When you begin to notice it, you stop the process simply by not encouraging it. The perception alone triggers an automatic reaction, shutting down the autopilot in you, and because of that reaction we are no longer a corporeal and emotional person reacting automatically to the surroundings.”

“Does that mean that emotions are good or that emotions are bad?”

“You can’t look at emotions that way. Emotions are made to intensify our experience, so that we can store them in long-term memory. That’s why we have them. Every emotion is a holographic imprint of chemical matter. The most sophisticated pharmacy in the universe is right here, within.”

Part of the brain known as hypothalamus is a small mental factory. It’s the place where chemistry and emotions merge. The human body is essentially a carbon-based structure consisting of some 20 amino acids.

Our body is also a protein-making machine.

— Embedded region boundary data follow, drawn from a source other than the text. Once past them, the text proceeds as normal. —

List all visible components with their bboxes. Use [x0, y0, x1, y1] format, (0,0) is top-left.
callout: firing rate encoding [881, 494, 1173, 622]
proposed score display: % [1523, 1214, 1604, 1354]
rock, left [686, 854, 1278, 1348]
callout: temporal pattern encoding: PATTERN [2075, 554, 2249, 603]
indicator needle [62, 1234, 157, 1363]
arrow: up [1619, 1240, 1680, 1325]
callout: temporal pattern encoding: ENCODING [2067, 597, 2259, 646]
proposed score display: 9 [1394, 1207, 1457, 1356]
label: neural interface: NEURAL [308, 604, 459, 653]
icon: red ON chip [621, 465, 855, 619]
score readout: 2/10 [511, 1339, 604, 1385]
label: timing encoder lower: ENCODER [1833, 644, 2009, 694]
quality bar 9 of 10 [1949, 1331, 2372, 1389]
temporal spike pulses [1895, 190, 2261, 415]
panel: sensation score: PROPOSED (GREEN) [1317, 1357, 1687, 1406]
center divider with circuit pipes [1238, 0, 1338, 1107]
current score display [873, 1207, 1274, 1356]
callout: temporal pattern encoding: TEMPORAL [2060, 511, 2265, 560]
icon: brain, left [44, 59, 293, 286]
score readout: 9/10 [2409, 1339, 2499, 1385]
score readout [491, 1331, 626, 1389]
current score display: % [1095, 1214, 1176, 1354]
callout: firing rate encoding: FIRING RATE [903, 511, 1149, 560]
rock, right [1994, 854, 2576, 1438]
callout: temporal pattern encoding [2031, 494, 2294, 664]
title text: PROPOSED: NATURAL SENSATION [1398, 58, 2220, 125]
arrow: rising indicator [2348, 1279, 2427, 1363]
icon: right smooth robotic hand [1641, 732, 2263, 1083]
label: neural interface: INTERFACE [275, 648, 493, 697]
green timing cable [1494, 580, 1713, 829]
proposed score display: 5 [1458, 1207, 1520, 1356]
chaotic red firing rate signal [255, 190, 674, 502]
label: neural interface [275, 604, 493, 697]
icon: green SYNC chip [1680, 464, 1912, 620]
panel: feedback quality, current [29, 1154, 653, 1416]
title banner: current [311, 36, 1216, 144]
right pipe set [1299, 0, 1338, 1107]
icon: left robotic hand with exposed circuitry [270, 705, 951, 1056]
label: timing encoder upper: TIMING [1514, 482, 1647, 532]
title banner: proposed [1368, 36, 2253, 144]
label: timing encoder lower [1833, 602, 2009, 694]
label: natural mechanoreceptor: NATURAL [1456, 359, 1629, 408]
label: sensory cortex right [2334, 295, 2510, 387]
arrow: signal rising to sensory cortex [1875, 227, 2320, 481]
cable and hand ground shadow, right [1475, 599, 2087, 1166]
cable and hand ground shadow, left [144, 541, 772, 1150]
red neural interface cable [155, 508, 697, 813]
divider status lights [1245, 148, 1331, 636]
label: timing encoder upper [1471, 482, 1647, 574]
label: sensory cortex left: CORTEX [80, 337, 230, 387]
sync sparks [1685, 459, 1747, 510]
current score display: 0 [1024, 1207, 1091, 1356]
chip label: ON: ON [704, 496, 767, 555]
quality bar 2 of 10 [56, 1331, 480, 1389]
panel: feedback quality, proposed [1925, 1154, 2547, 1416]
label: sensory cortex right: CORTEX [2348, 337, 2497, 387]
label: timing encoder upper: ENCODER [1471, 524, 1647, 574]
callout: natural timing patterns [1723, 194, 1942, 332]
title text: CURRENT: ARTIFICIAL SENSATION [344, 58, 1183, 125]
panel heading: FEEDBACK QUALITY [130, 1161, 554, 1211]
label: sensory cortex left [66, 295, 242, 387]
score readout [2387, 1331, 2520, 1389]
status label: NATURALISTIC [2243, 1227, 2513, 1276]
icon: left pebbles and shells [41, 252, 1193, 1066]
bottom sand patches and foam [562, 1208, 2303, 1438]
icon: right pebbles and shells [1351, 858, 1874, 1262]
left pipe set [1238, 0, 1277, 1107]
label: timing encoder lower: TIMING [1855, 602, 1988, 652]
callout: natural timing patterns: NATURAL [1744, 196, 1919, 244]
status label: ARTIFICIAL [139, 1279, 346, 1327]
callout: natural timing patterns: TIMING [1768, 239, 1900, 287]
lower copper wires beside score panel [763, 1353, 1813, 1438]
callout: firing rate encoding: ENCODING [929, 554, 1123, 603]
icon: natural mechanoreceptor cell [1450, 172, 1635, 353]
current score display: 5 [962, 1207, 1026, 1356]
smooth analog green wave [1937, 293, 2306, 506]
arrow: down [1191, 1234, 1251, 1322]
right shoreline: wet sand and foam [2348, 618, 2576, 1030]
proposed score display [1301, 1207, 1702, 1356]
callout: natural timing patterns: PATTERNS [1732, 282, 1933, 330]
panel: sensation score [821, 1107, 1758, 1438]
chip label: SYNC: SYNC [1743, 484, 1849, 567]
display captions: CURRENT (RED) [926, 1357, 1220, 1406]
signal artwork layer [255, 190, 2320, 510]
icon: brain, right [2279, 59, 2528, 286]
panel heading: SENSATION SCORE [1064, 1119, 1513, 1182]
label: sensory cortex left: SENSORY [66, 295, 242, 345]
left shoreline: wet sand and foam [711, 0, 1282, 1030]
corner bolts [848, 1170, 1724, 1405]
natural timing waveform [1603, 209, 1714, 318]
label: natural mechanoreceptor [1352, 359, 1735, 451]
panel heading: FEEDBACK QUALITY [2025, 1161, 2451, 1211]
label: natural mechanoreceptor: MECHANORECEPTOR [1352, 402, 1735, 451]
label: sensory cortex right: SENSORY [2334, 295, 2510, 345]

It is in the hypothalamus that small chains of amino acids called peptides bond to create the neuropeptides or neurohormones that correspond with the emotional states we experience daily. More precisely, there are separate chemical compounds for anger, sadness and suffering. There is a chemical compound for lust, too! There is a compound corresponding with each and every emotion we experience. When we experience an emotional state in our body or in our brain, the hypothalamus immediately joins the peptides together and releases them into the blood through the pituitary gland, and from there to different centres in the body.

Each individual cell has its surface receptors. A peptide binds to a cell using a lock-and-key type of binding, staying attached to the membrane receptor. The chemical reaction “moves” the receptor, sending a signal to the cell, like a doorbell.

Each cell has billions of membrane receptors that merely receive information. The peptide attached to the receptor changes the cell in many ways. It triggers a series of biochemical events, some taking place in the nucleus. Every cell is definitely alive, and every cell has its own individual consciousness, if by “consciousness” we mean an observer’s viewpoint. There’s always the perspective of a cell. In fact, a cell is the smallest unit of consciousness in the body.

“As for your problem, you are either in an emotionally isolated place, or you act as though today is yesterday.”

“What do you mean?”

“You either shut down, or react overemotionally, because you’ve shifted to an earlier reality and cannot function as an integrated whole. You push yourself into the situations that will meet the biochemical requirements of your body cells, creating the circumstances that echo your internal, chemical needs you are not aware of.”

“Can we, please, get back to that spiritual concept of yours – physiology seems to be way too complicated for me.”

“To begin with, forgive all your emotional partners. Don’t worry about what they need to account for, just settle your own accounts.”

“How do I do that?”

“Imagine your ex-boyfriends on a mental screen, one after another. Than you tell them this:

Everything that happened between us is part of a journey we had to travel, learning our lessons. I forgive you for everything that made me angry. If in any way I made you feel bad, please, do forgive me. Live your life in peace and serenity, as I will live mine. Thank you for the good times you gave me.

In the end, add these words, if you feel that they are close to your heart: With Divine Love I am serene and joyful in every aspect of my emotional life.”

When you are drowning, it doesn’t really matter who’s to blame, but only how to survive. Take off the bondage pulling you to the bottom. Whenever you don’t know how to do it, forgiveness is the key.

Anger is just a cup of caustic soda on an empty stomach!